Why wget wall clock time much higher than download time?

0

wget --page-requisites --span-hosts --convert-links --adjust-extension --execute robots=off --user-agent Mozilla --random-wait https://www.invisionapp.com/inside-design/essential-steps-designing-empathy/

The command above provides the following time stats:

Total wall clock time: 35s
Downloaded: 248 files, 39M in 4.2s (9.36 MB/s)

This website takes about 5 seconds to download and display all files on a hard refresh in the browser.

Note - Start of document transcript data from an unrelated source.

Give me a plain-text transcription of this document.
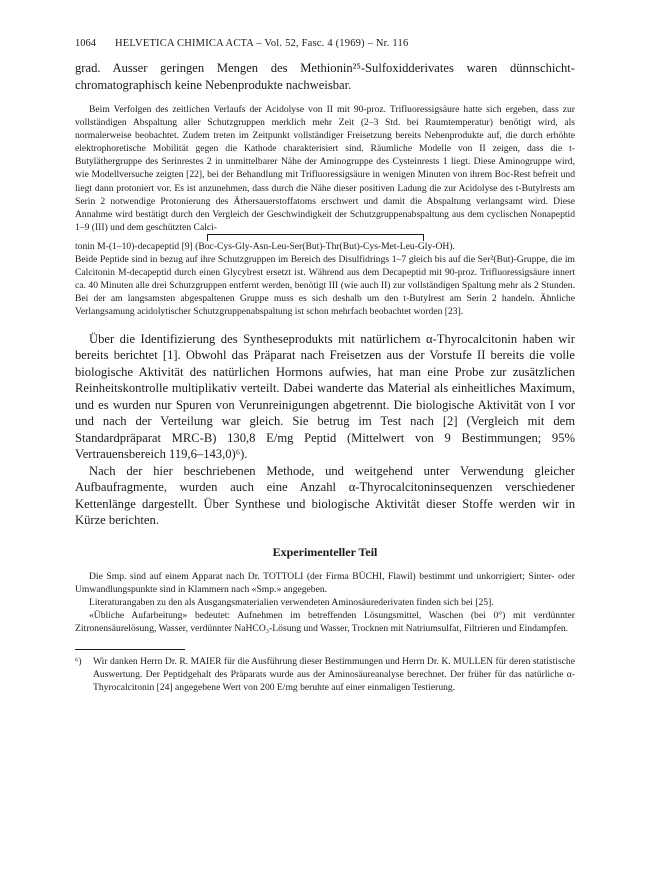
1064	HELVETICA CHIMICA ACTA – Vol. 52, Fasc. 4 (1969) – Nr. 116

grad. Ausser geringen Mengen des Methionin²⁵-Sulfoxidderivates waren dünnschicht-chromatographisch keine Nebenprodukte nachweisbar.

Beim Verfolgen des zeitlichen Verlaufs der Acidolyse von II mit 90-proz. Trifluoressigsäure hatte sich ergeben, dass zur vollständigen Abspaltung aller Schutzgruppen merklich mehr Zeit (2–3 Std. bei Raumtemperatur) benötigt wird, als normalerweise beobachtet. Zudem treten im Zeitpunkt vollständiger Freisetzung bereits Nebenprodukte auf, die durch erhöhte elektrophoretische Mobilität gegen die Kathode charakterisiert sind. Räumliche Modelle von II zeigen, dass die t-Butyläthergruppe des Serinrestes 2 in unmittelbarer Nähe der Aminogruppe des Cysteinrests 1 liegt. Diese Aminogruppe wird, wie Modellversuche zeigten [22], bei der Behandlung mit Trifluoressigsäure in wenigen Minuten von ihrem Boc-Rest befreit und liegt dann protoniert vor. Es ist anzunehmen, dass durch die Nähe dieser positiven Ladung die zur Acidolyse des t-Butylrests am Serin 2 notwendige Protonierung des Äthersauerstoffatoms erschwert und damit die Abspaltung verlangsamt wird. Diese Annahme wird bestätigt durch den Vergleich der Geschwindigkeit der Schutzgruppenabspaltung aus dem cyclischen Nonapeptid 1–9 (III) und dem geschützten Calci-

tonin M-(1–10)-decapeptid [9] (Boc-Cys-Gly-Asn-Leu-Ser(But)-Thr(But)-Cys-Met-Leu-Gly-OH).

Beide Peptide sind in bezug auf ihre Schutzgruppen im Bereich des Disulfidrings 1–7 gleich bis auf die Ser²(But)-Gruppe, die im Calcitonin M-decapeptid durch einen Glycylrest ersetzt ist. Während aus dem Decapeptid mit 90-proz. Trifluoressigsäure innert ca. 40 Minuten alle drei Schutzgruppen entfernt werden, benötigt III (wie auch II) zur vollständigen Spaltung mehr als 2 Stunden. Bei der am langsamsten abgespaltenen Gruppe muss es sich deshalb um den t-Butylrest am Serin 2 handeln. Ähnliche Verlangsamung acidolytischer Schutzgruppenabspaltung ist schon mehrfach beobachtet worden [23].

Über die Identifizierung des Syntheseprodukts mit natürlichem α-Thyrocalcitonin haben wir bereits berichtet [1]. Obwohl das Präparat nach Freisetzen aus der Vorstufe II bereits die volle biologische Aktivität des natürlichen Hormons aufwies, hat man eine Probe zur zusätzlichen Reinheitskontrolle multiplikativ verteilt. Dabei wanderte das Material als einheitliches Maximum, und es wurden nur Spuren von Verunreinigungen abgetrennt. Die biologische Aktivität von I vor und nach der Verteilung war gleich. Sie betrug im Test nach [2] (Vergleich mit dem Standardpräparat MRC-B) 130,8 E/mg Peptid (Mittelwert von 9 Bestimmungen; 95% Vertrauensbereich 119,6–143,0)⁶).

Nach der hier beschriebenen Methode, und weitgehend unter Verwendung gleicher Aufbaufragmente, wurden auch eine Anzahl α-Thyrocalcitoninsequenzen verschiedener Kettenlänge dargestellt. Über Synthese und biologische Aktivität dieser Stoffe werden wir in Kürze berichten.

Experimenteller Teil

Die Smp. sind auf einem Apparat nach Dr. TOTTOLI (der Firma BÜCHI, Flawil) bestimmt und unkorrigiert; Sinter- oder Umwandlungspunkte sind in Klammern nach «Smp.» angegeben.

Literaturangaben zu den als Ausgangsmaterialien verwendeten Aminosäurederivaten finden sich bei [25].

«Übliche Aufarbeitung» bedeutet: Aufnehmen im betreffenden Lösungsmittel, Waschen (bei 0°) mit verdünnter Zitronensäurelösung, Wasser, verdünnter NaHCO₃-Lösung und Wasser, Trocknen mit Natriumsulfat, Filtrieren und Eindampfen.

⁶)	Wir danken Herrn Dr. R. MAIER für die Ausführung dieser Bestimmungen und Herrn Dr. K. MULLEN für deren statistische Auswertung. Der Peptidgehalt des Präparats wurde aus der Aminosäureanalyse berechnet. Der früher für das natürliche α-Thyrocalcitonin [24] angegebene Wert von 200 E/mg beruhte auf einer einmaligen Testierung.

Why is the wall clock time significantly longer than the download time and is there a way to make it faster?

JustCodin

Posted 2019-06-17T22:17:34.983

Reputation: 1

Welcome to SuperUser. Please use the search function. You can find similar questions at https://stackoverflow.com/questions/3430810/wget-download-with-multiple-simultaneous-connections and several other places in the Stack Exchange network.

– Christopher Hostage – 2019-06-17T22:38:17.147

Thanks. I did search, but I believe the question is different. If total_download_time represents the total time spent downloading the files, then this matches the speed of the browser, which would be ideal, however, wall_clock - total_download_time = 35s - 4.2s = 30.8s seems like a rather excessive time to write 248 files with cumulative size of 39M to disk.

I've also tried removing --convert-links and adding --no-clobber to the wget command and running wget_command & wget_command in the terminal to spawn multiple processes to parallelize the download, but no success. – JustCodin – 2019-06-17T23:09:40.433

A better question might be "What tool should I use instead of wget". Wget is single-threaded. – Christopher Hostage – 2019-06-17T23:11:09.853

@ChristopherHostage Thanks. I may ask a new question. But even with wget as a single-threaded program, shouldn't launching multiple instances wget_command & wget_command (which is from the article you linked that I found before and tried) with --no-clobber effectively achieve parallel downloads? Because --no-clobber checks if any file (or even part of a file) has been downloaded and should skip it and move on to the next file that actually needs to be downloaded. But my results don't achieve this, which is why I asked this question. And 30.8s seems like a long time to write 39M. – JustCodin – 2019-06-17T23:52:20.550

No answers